Proteção contra doenças de pets está nas vacinas do animal
Ao adotar um cachorro ou um gato, é comum surgir uma dúvida entre tutores: existe alguma vacina que eu precise tomar? A pergunta parece razoável, afinal, animais de estimação podem, sim, transmitir doenças a humanos.
Mas a resposta dos especialistas é quase sempre não.
E entender isso revela uma lógica de proteção diferente do que muitas pessoas imaginam, em que a vacina que realmente importa não é a do tutor, mas a do animal .
“Não existe um conjunto de vacinas que uma pessoa precise tomar simplesmente porque convive com cães ou gatos.
A maioria das doenças que esses animais podem transmitir aos seres humanos não é prevenida por vacinas humanas”, explica Mary Marcondes, médica-veterinária e presidente do Comitê de Vacinação da Associação Mundial de Veterinários de Pequenos Animais (WSAVA).
Vacinas contra raiva e leptospirose A vacina contra a raiva é a exceção, mas seu alcance é limitado .
A indicação preventiva não vale para qualquer tutor, mas para grupos ocupacionais com contato frequente com o vírus, como médicos-veterinários, biólogos, estudantes da área e profissionais envolvidos no diagnóstico da doença.
Fora desses casos, a proteção da população em geral passa por outro caminho, o de manter o próprio animal vacinado contra a raiva durante toda a vida .
No Brasil, a vacina antirrábica humana usada tanto na profilaxia preventiva quanto após uma exposição de risco é gratuita e está disponível em toda a rede do SUS, segundo o Ministério da Saúde, e qualquer unidade de saúde pode fazer a primeira avaliação depois de uma mordida ou arranhão de risco.
Então, havendo indicação de tratamento, o paciente é encaminhado a uma unidade de referência.
Já a profilaxia preventiva, indicada a grupos ocupacionais de risco, é feita com duas doses de vacina, com controle sorológico após a última aplicação.

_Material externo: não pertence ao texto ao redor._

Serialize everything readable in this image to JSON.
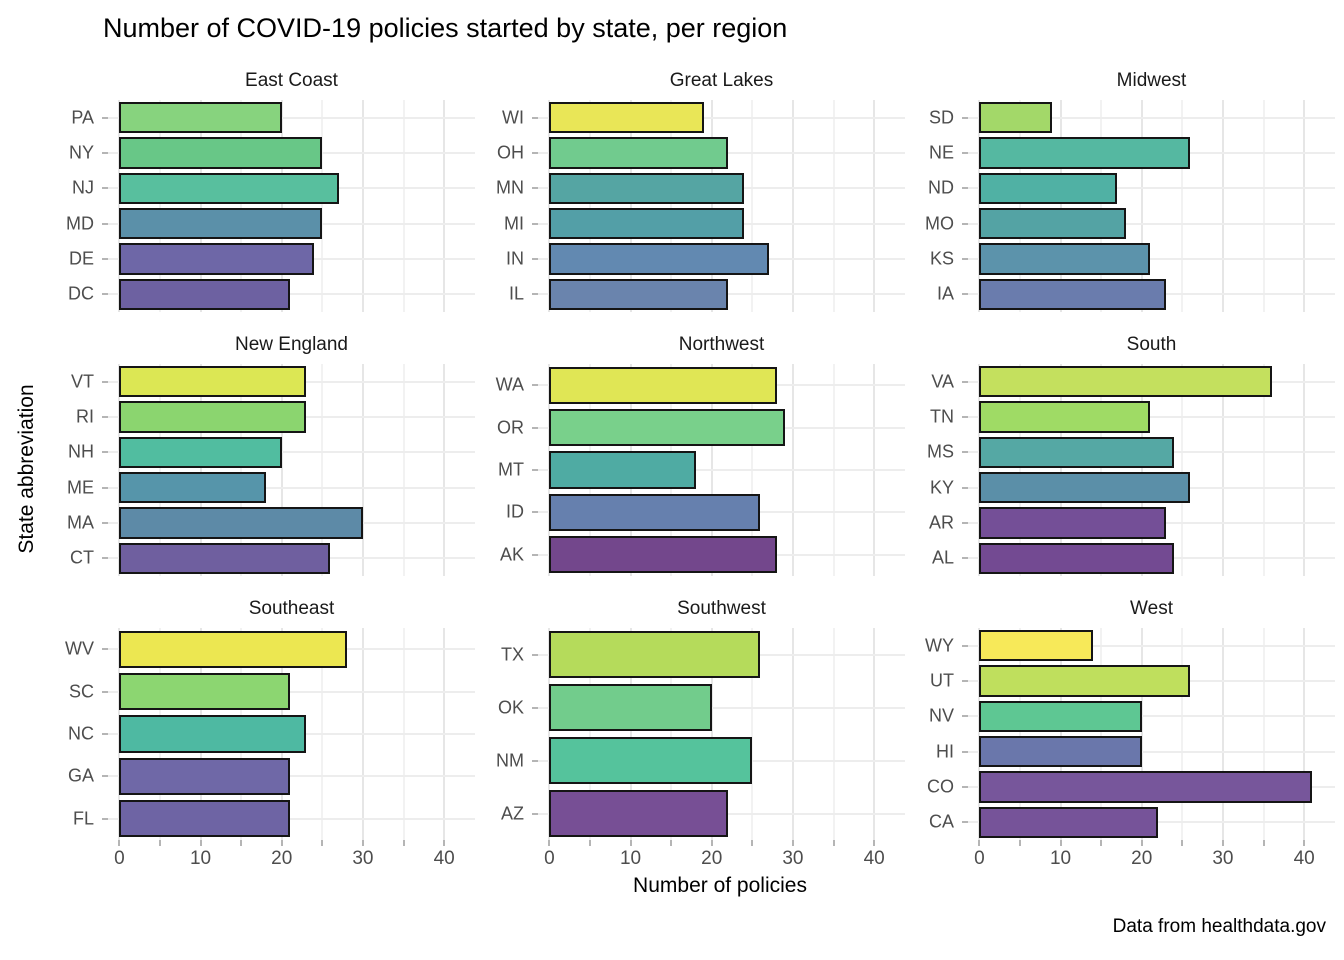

“Outra vacina para animais que também é importante para a saúde humana é a contra a leptospirose , administrada aos cães.
Embora seja muito importante mantê-los vacinados anualmente, a maioria das pessoas que contrai leptospirose não a adquire diretamente de um cão.
A infecção humana está muito mais relacionada ao contato com urina de animais infectados, principalmente roedores, ou com água, lama e solo contaminados, como vimos durante as enchentes no Rio Grande do Sul”, afirma Marcondes, se referindo à catástrofe climática ocorrida em 2024 na região.